Well, I may not have any pictures for you yet (because I'm still short on the picture upload program) but I can fill in with this kind of stuff. At least that's my excuse. I just really like to do this kind of thing so here goes.
LAST BOOK READ: A Rhinestone Button by Gail Anderson-Dargantz.
A nice story about a young farmer in southern Alberta who doesn't really fit into his community. (Raise your hand if you can relate!)
WHERE IT CAME FROM: Coles Books in one of the malls in Swift Current. (It was a steal at $5 for a hard cover.)
BOOKS READ PER YEAR: Well, probably about 50. But that all depends on whether I include academic stuff that I've been reading for my continuing education stuff. And now that I'm teaching English to high school students, it's going to jump quite a bit so instead of one a week, it's probably closer to 2 a week. This makes me very happy! :-)
FAVOURITE GENRE: I don't have a favourite genre but there are some genres that I never seem to read: romance, mystery, popular fiction like Stephen King, Dean Koontz, that kind of stuff. But never say never as sometimes I surprise myself with my reading moods.
FAVOURITE FIVE BOOKS OF ALL TIME:
1. Luna by Sharon Butala.
A lovely read about life in south-western Saskatchewan that brings tears to the eyes of anyone who has ever been homesick for our prairies. I know this because I've asked and it happens to other people, too!
2. The Fionavar Tapestry (A series of three novels) by Guy Gavriel Kay.
The books included in this series are The Summer Tree, The Wandering Fire and The Darkest Road.
These are extremely hard to put down and kind of fun for Canadians because Kay is from here and the stories are fantasies that start in one of the cities in Ontario (but I suddenly can't remember if it's Ottawa or Toronto).
3. How the Irish Saved Civilization by Thomas Cahill.
An interesting spin on history and the monks of Ireland who hand copied bibles for distribution throughout the world after the fall of the Roman empire that almost wiped out Christianity.
4. The Farfarers by Farley Mowat.
I'm still looking for other people who have read this book as I've never met one. I enjoyed it immensely as it is another historical ride that postulates about a potential route existing between the Outer Hebrides and Newfoundland, pre-Vikings.
5. Haroun and the Sea of Stories by Salman Rushdie.

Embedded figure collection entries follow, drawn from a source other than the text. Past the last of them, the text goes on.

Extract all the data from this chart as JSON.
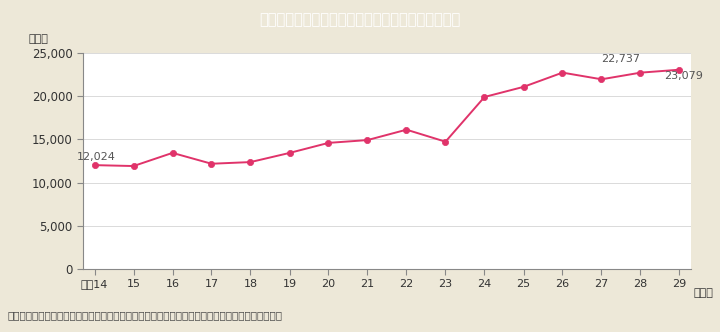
{
  "title": "Ｉ－７－７図　ストーカー事案の相談等件数の推移",
  "title_bg_color": "#2abcd4",
  "title_text_color": "#ffffff",
  "bg_color": "#ede8d8",
  "plot_bg_color": "#ffffff",
  "line_color": "#e0336a",
  "marker_color": "#e0336a",
  "ylabel": "（件）",
  "xlabel_suffix": "（年）",
  "xticklabels": [
    "平成14",
    "15",
    "16",
    "17",
    "18",
    "19",
    "20",
    "21",
    "22",
    "23",
    "24",
    "25",
    "26",
    "27",
    "28",
    "29"
  ],
  "x": [
    0,
    1,
    2,
    3,
    4,
    5,
    6,
    7,
    8,
    9,
    10,
    11,
    12,
    13,
    14,
    15
  ],
  "y": [
    12024,
    11918,
    13442,
    12185,
    12377,
    13436,
    14601,
    14927,
    16129,
    14739,
    19920,
    21089,
    22741,
    21968,
    22737,
    23079
  ],
  "ylim": [
    0,
    25000
  ],
  "yticks": [
    0,
    5000,
    10000,
    15000,
    20000,
    25000
  ],
  "label_first": "12,024",
  "label_28": "22,737",
  "label_29": "23,079",
  "footer": "（備考）警察庁「ストーカー事案及び配偶者からの暴力事案等への対応状況について」より作成。"
}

Aaahhh, now this one was like reading a painting. The imagery in it was so amazing that it is easy to imagine yourself adrift upon the tales being spun. It's actually considered juvenile fiction and a much easier read than some of Rushdie's other works. I highly recommend it.
Choosing only five was very difficult. A couple of these just happen to be on my mind of late so I could easily remember them as some of my fav reads.
I think I'm going to pass this on to Jesse at Nmblefngrs because he and I share book recommendations back and forth sometimes. I'd also like to see what's on the reading list of a few other people like Cara at Earthmother, Lisa at Btchwstix, and Thora over at River Knits Mountain Purls.
If you're interested in swiping this, please feel free. I got it from Share at Knit Addictions.